Friday, September 9, 2011

Ten Things to Look for in Next Week’s Poverty Data #p2 #tcot

from http://www.offthechartsblog.org/ten-things-to-look-for-in-next-week%E2%80%99s-poverty-data/

We've issued brief reports on what to look for in the 2010 data on poverty, incomes, and health insurance coverage that the Census Bureau will release next Tuesday.

Here are the highlights regarding the poverty data:

  1. Poverty may well increase.
  2. "Deep poverty" could hit a record high.
  3. Looking ahead, poverty seems unlikely to improve in 2011, and there is significant risk it will remain high for some time.
  4. Exacerbating these problems, state and federal governments are retrenching and thereby further slowing economic growth.
  5. Government assistance — both ongoing programs like unemployment insurance and SNAP (formerly called food stamps) andtemporary increases in these and other programs enacted in the 2009 Recovery Act — kept poverty from climbing much higher.
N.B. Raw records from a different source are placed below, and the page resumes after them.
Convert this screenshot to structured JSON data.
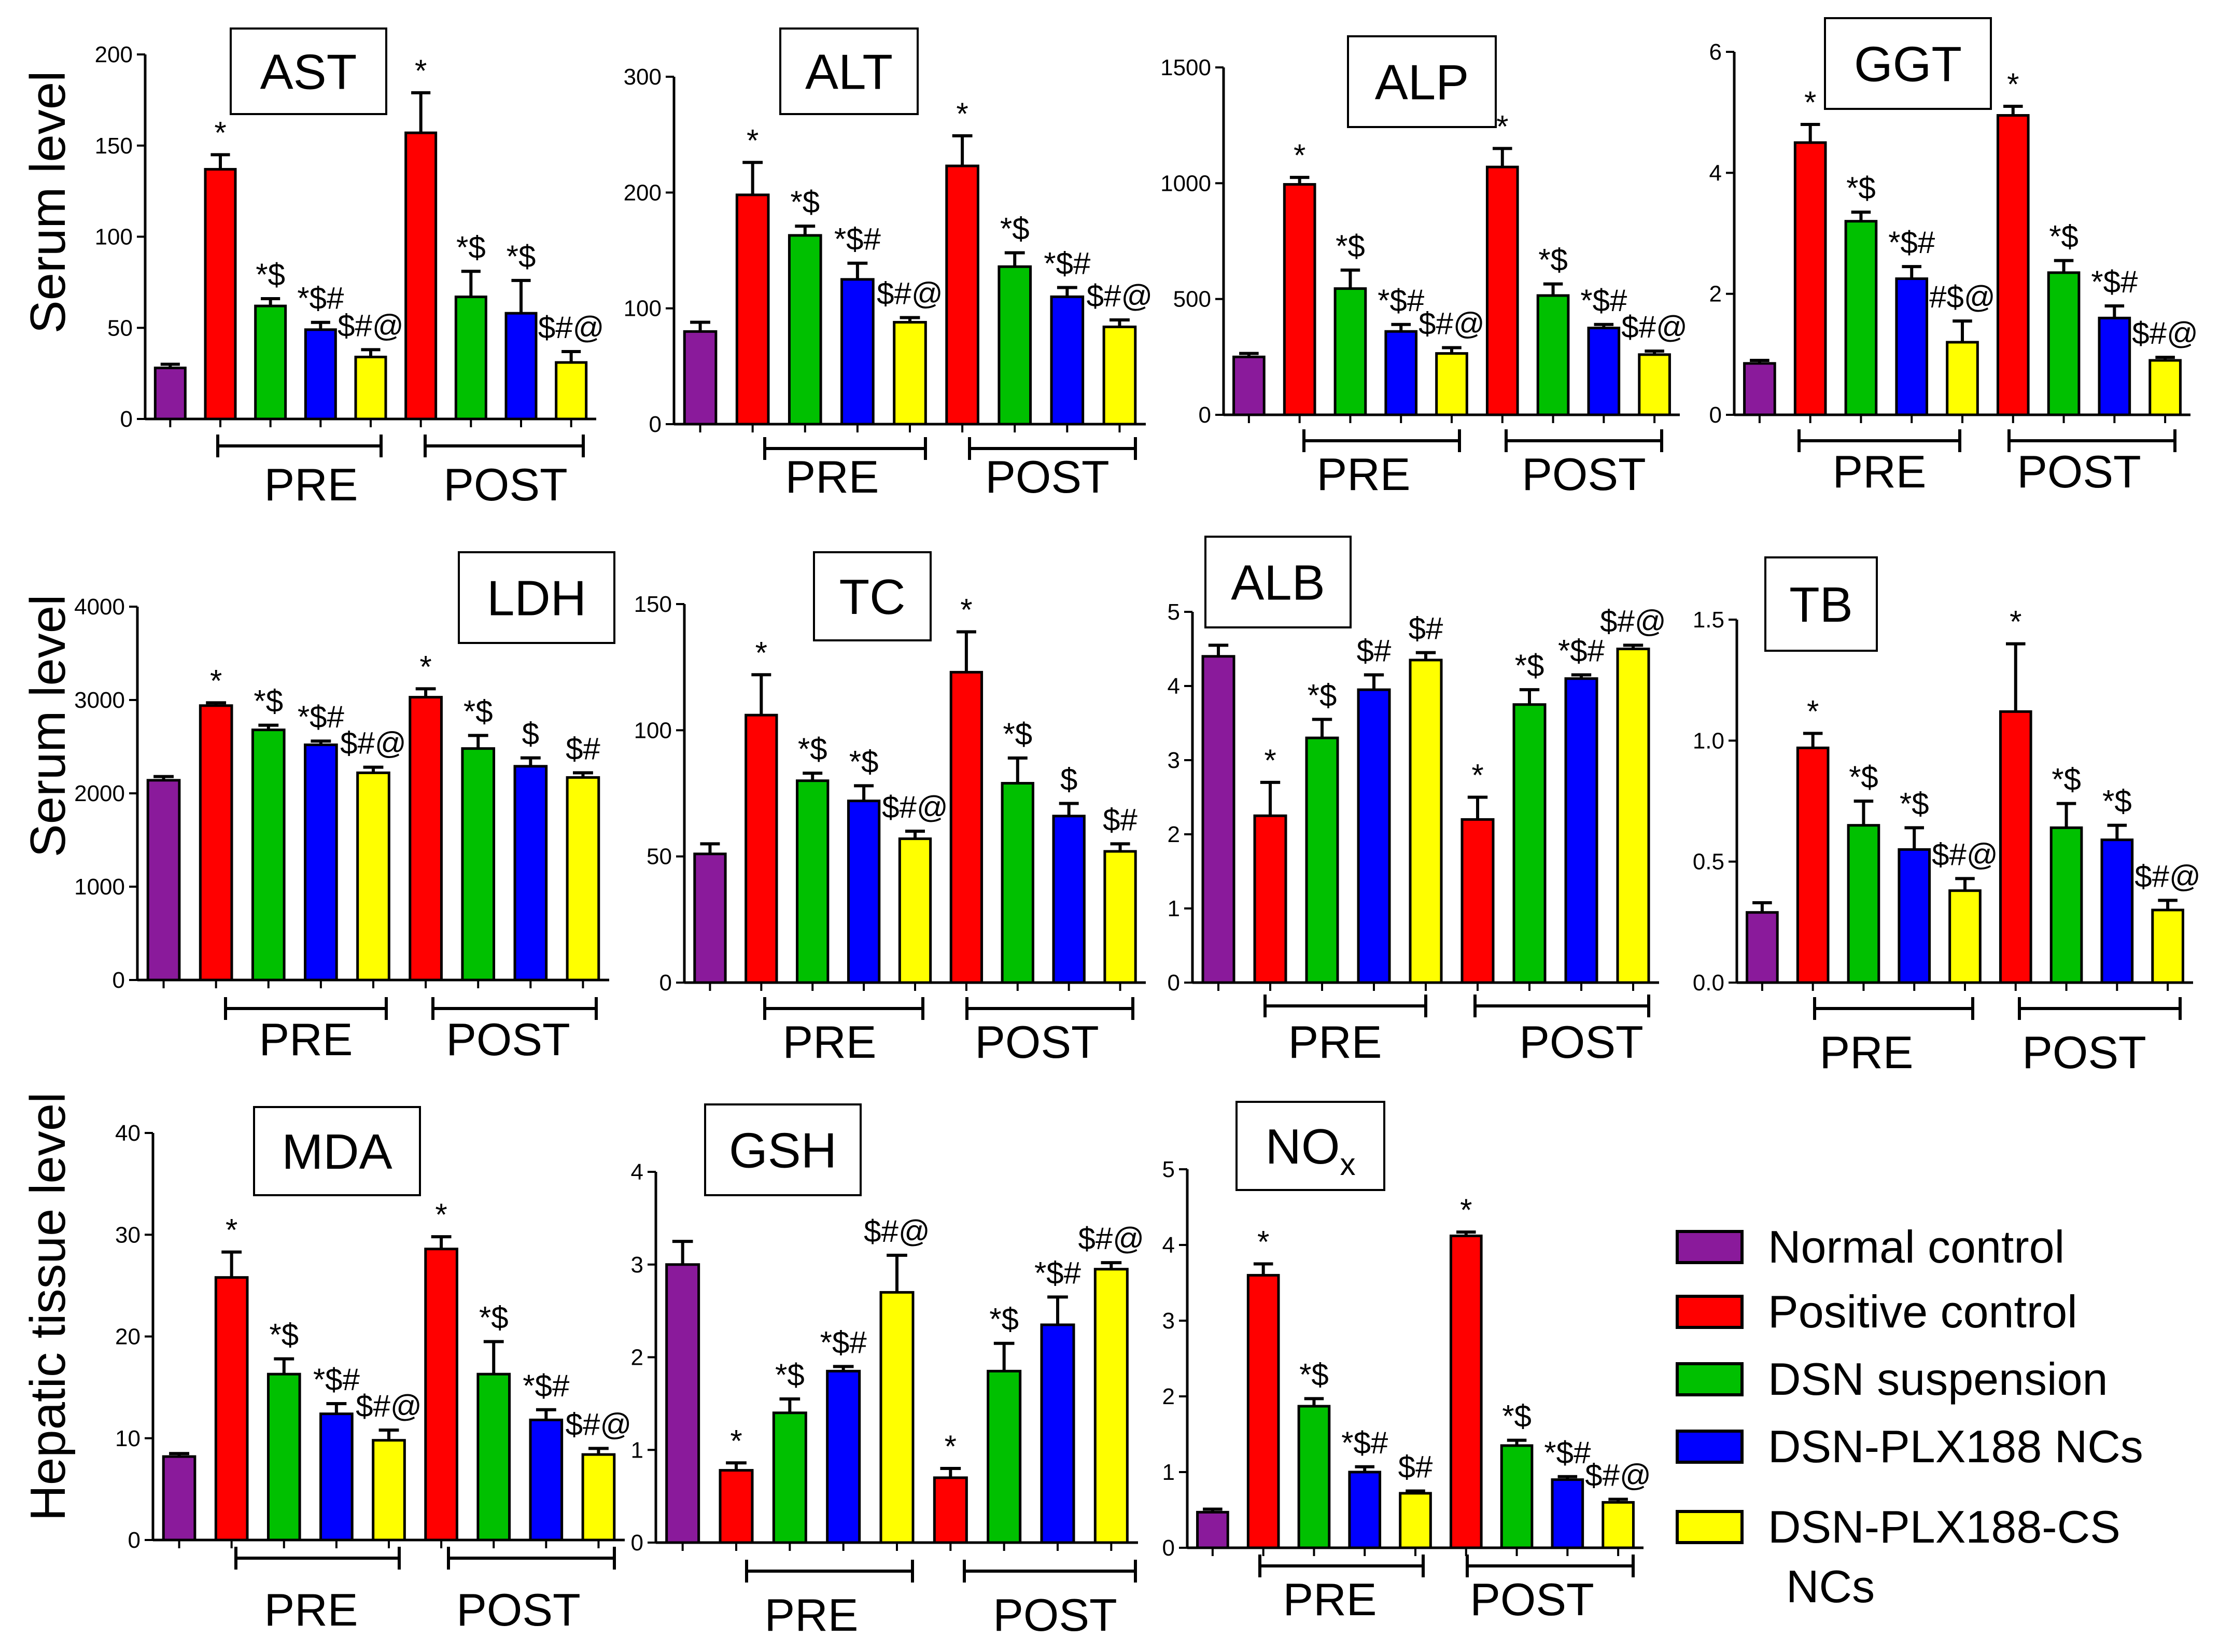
{
  "figure": {
    "row_labels": [
      "Serum level",
      "Serum level",
      "Hepatic tissue level"
    ]
  },
  "legend": [
    {
      "label": "Normal control",
      "color": "#8a1a9b"
    },
    {
      "label": "Positive control",
      "color": "#ff0000"
    },
    {
      "label": "DSN suspension",
      "color": "#00c000"
    },
    {
      "label": "DSN-PLX188 NCs",
      "color": "#0000ff"
    },
    {
      "label": "DSN-PLX188-CS",
      "label_line2": "NCs",
      "color": "#ffff00"
    }
  ],
  "chart_data": [
    {
      "type": "bar",
      "title": "AST",
      "group_labels": [
        "PRE",
        "POST"
      ],
      "ylim": [
        0,
        200
      ],
      "yticks": [
        "0",
        "50",
        "100",
        "150",
        "200"
      ],
      "values": [
        28,
        137,
        62,
        49,
        34,
        157,
        67,
        58,
        31
      ],
      "errors": [
        2,
        8,
        4,
        4,
        4,
        22,
        14,
        18,
        6
      ],
      "annotations": [
        "",
        "*",
        "*$",
        "*$#",
        "$#@",
        "*",
        "*$",
        "*$",
        "$#@"
      ]
    },
    {
      "type": "bar",
      "title": "ALT",
      "group_labels": [
        "PRE",
        "POST"
      ],
      "ylim": [
        0,
        300
      ],
      "yticks": [
        "0",
        "100",
        "200",
        "300"
      ],
      "values": [
        80,
        198,
        163,
        125,
        88,
        223,
        136,
        110,
        84
      ],
      "errors": [
        8,
        28,
        8,
        14,
        4,
        26,
        12,
        8,
        6
      ],
      "annotations": [
        "",
        "*",
        "*$",
        "*$#",
        "$#@",
        "*",
        "*$",
        "*$#",
        "$#@"
      ]
    },
    {
      "type": "bar",
      "title": "ALP",
      "group_labels": [
        "PRE",
        "POST"
      ],
      "ylim": [
        0,
        1500
      ],
      "yticks": [
        "0",
        "500",
        "1000",
        "1500"
      ],
      "values": [
        250,
        995,
        545,
        360,
        265,
        1070,
        515,
        375,
        260
      ],
      "errors": [
        15,
        30,
        80,
        30,
        25,
        80,
        50,
        15,
        15
      ],
      "annotations": [
        "",
        "*",
        "*$",
        "*$#",
        "$#@",
        "*",
        "*$",
        "*$#",
        "$#@"
      ]
    },
    {
      "type": "bar",
      "title": "GGT",
      "group_labels": [
        "PRE",
        "POST"
      ],
      "ylim": [
        0,
        6
      ],
      "yticks": [
        "0",
        "2",
        "4",
        "6"
      ],
      "values": [
        0.85,
        4.5,
        3.2,
        2.25,
        1.2,
        4.95,
        2.35,
        1.6,
        0.9
      ],
      "errors": [
        0.05,
        0.3,
        0.15,
        0.2,
        0.35,
        0.15,
        0.2,
        0.2,
        0.05
      ],
      "annotations": [
        "",
        "*",
        "*$",
        "*$#",
        "#$@",
        "*",
        "*$",
        "*$#",
        "$#@"
      ]
    },
    {
      "type": "bar",
      "title": "LDH",
      "group_labels": [
        "PRE",
        "POST"
      ],
      "ylim": [
        0,
        4000
      ],
      "yticks": [
        "0",
        "1000",
        "2000",
        "3000",
        "4000"
      ],
      "values": [
        2140,
        2940,
        2680,
        2520,
        2220,
        3030,
        2480,
        2290,
        2170
      ],
      "errors": [
        40,
        30,
        50,
        40,
        60,
        90,
        140,
        90,
        50
      ],
      "annotations": [
        "",
        "*",
        "*$",
        "*$#",
        "$#@",
        "*",
        "*$",
        "$",
        "$#"
      ]
    },
    {
      "type": "bar",
      "title": "TC",
      "group_labels": [
        "PRE",
        "POST"
      ],
      "ylim": [
        0,
        150
      ],
      "yticks": [
        "0",
        "50",
        "100",
        "150"
      ],
      "values": [
        51,
        106,
        80,
        72,
        57,
        123,
        79,
        66,
        52
      ],
      "errors": [
        4,
        16,
        3,
        6,
        3,
        16,
        10,
        5,
        3
      ],
      "annotations": [
        "",
        "*",
        "*$",
        "*$",
        "$#@",
        "*",
        "*$",
        "$",
        "$#"
      ]
    },
    {
      "type": "bar",
      "title": "ALB",
      "group_labels": [
        "PRE",
        "POST"
      ],
      "ylim": [
        0,
        5
      ],
      "yticks": [
        "0",
        "1",
        "2",
        "3",
        "4",
        "5"
      ],
      "values": [
        4.4,
        2.25,
        3.3,
        3.95,
        4.35,
        2.2,
        3.75,
        4.1,
        4.5
      ],
      "errors": [
        0.15,
        0.45,
        0.25,
        0.2,
        0.1,
        0.3,
        0.2,
        0.05,
        0.05
      ],
      "annotations": [
        "",
        "*",
        "*$",
        "$#",
        "$#",
        "*",
        "*$",
        "*$#",
        "$#@"
      ]
    },
    {
      "type": "bar",
      "title": "TB",
      "group_labels": [
        "PRE",
        "POST"
      ],
      "ylim": [
        0,
        1.5
      ],
      "yticks": [
        "0.0",
        "0.5",
        "1.0",
        "1.5"
      ],
      "values": [
        0.29,
        0.97,
        0.65,
        0.55,
        0.38,
        1.12,
        0.64,
        0.59,
        0.3
      ],
      "errors": [
        0.04,
        0.06,
        0.1,
        0.09,
        0.05,
        0.28,
        0.1,
        0.06,
        0.04
      ],
      "annotations": [
        "",
        "*",
        "*$",
        "*$",
        "$#@",
        "*",
        "*$",
        "*$",
        "$#@"
      ]
    },
    {
      "type": "bar",
      "title": "MDA",
      "group_labels": [
        "PRE",
        "POST"
      ],
      "ylim": [
        0,
        40
      ],
      "yticks": [
        "0",
        "10",
        "20",
        "30",
        "40"
      ],
      "values": [
        8.2,
        25.8,
        16.3,
        12.4,
        9.8,
        28.6,
        16.3,
        11.8,
        8.4
      ],
      "errors": [
        0.3,
        2.5,
        1.5,
        1,
        1,
        1.2,
        3.2,
        1,
        0.6
      ],
      "annotations": [
        "",
        "*",
        "*$",
        "*$#",
        "$#@",
        "*",
        "*$",
        "*$#",
        "$#@"
      ]
    },
    {
      "type": "bar",
      "title": "GSH",
      "group_labels": [
        "PRE",
        "POST"
      ],
      "ylim": [
        0,
        4
      ],
      "yticks": [
        "0",
        "1",
        "2",
        "3",
        "4"
      ],
      "values": [
        3.0,
        0.78,
        1.4,
        1.85,
        2.7,
        0.7,
        1.85,
        2.35,
        2.95
      ],
      "errors": [
        0.25,
        0.08,
        0.15,
        0.05,
        0.4,
        0.1,
        0.3,
        0.3,
        0.07
      ],
      "annotations": [
        "",
        "*",
        "*$",
        "*$#",
        "$#@",
        "*",
        "*$",
        "*$#",
        "$#@"
      ]
    },
    {
      "type": "bar",
      "title": "NO",
      "title_sub": "x",
      "group_labels": [
        "PRE",
        "POST"
      ],
      "ylim": [
        0,
        5
      ],
      "yticks": [
        "0",
        "1",
        "2",
        "3",
        "4",
        "5"
      ],
      "values": [
        0.47,
        3.6,
        1.87,
        1.0,
        0.72,
        4.12,
        1.35,
        0.9,
        0.6
      ],
      "errors": [
        0.04,
        0.15,
        0.1,
        0.07,
        0.03,
        0.05,
        0.07,
        0.04,
        0.04
      ],
      "annotations": [
        "",
        "*",
        "*$",
        "*$#",
        "$#",
        "*",
        "*$",
        "*$#",
        "$#@"
      ]
    }
  ]
}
And here are the highlights regarding the health coverage data:

  1. The number and share of Americans without health coverage are likely to have hit record highs in 2010.
  2. An increase in the uninsured population would largely reflect the continuing decline in employer-sponsored coverage.
  3. The number of states experiencing significant increases since the start of the recession in the percentage of their population that is uninsured is likely to have grown further in 2010.
  4. The uninsured rate will remain disproportionately high among Latinos, African Americans, young adults, people living in the South and West, and households with incomes under $25,000.
  5. Public health insurance programs, particularly Medicaid and the Children's Health Insurance Program, are likely to have offset much or all of the loss of insurance among children that resulted from continued erosion of employer-based coverage.